INTRODUCTION
Lincoln (1979) stated that ‘four species (of Gammaropsis Liljeborg) are reported from the British Isles, Gammaropsis maculata (Johnston), G. palmata (Stebbing & Robertson), G. nitida (Stimpson) and G. sophiae (Boeck)’. In fact, six species of Gammaropsis have been reported from the British Isles in the literature, the records of G. lobatus (Chevreux) (Spooner, i960) and G. melanops (Sars) (Jones, 1948) having apparently been overlooked by Lincoln (1979). Spooner's (1960) material is apparently no longer extant, but the material attributed to G. melanops by Jones (1948) has been re-examined by us and found to be referable to G. lobata. Recent collections of G. lobata from the west coast of Ireland confirm a rather wide distribution of this species in the southwest of these islands.

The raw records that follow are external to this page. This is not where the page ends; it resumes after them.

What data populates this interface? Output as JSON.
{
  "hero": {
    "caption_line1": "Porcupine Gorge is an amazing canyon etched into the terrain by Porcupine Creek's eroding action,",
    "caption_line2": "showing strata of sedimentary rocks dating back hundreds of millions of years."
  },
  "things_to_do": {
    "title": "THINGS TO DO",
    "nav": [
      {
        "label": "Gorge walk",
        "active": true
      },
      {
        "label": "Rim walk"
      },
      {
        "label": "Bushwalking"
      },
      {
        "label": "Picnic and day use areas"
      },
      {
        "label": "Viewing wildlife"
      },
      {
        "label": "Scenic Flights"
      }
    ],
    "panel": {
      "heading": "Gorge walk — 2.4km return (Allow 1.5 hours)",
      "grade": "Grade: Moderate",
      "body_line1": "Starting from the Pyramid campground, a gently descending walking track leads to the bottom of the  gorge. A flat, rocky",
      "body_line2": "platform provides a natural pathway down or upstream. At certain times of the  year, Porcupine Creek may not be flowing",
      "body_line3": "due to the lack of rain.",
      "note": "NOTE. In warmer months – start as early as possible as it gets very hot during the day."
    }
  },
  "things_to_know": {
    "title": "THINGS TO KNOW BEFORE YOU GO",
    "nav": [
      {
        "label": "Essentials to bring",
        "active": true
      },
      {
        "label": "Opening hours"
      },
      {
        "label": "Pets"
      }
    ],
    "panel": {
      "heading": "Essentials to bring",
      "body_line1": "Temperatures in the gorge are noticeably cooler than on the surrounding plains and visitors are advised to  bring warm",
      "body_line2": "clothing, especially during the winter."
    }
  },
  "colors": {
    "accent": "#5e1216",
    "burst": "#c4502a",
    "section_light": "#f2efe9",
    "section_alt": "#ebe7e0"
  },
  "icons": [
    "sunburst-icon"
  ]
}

Five species of Gammaropsis are therefore now known from these islands, and G. melanops can, at least for the present, be deleted from the British and Irish list of species.
Lincoln (1979) was unable to examine any British material of G. sophiae, everything labelled as such, in the material examined by him (including the Norman collection at the B.M.N.H.)* being referable to G. nitida. He therefore figured the species from West African material. G. sophiae is quite widespread along the southwest coast of Ireland and since it differs somewhat from the material described by Lincoln (1979) it is figured herein from the Celtic Sea.
Krapp-Schickel & Myers (1979) reviewed the Mediterranean species of Gammaropsis and segregated the species into two groups, group ‘A’ species characterized by the possession of a toothed urosome, toothed coxa 1 and long acute epistome, and group ‘B ‘ species characterized by having a smooth urosome, smooth coxa 1 and short epistome.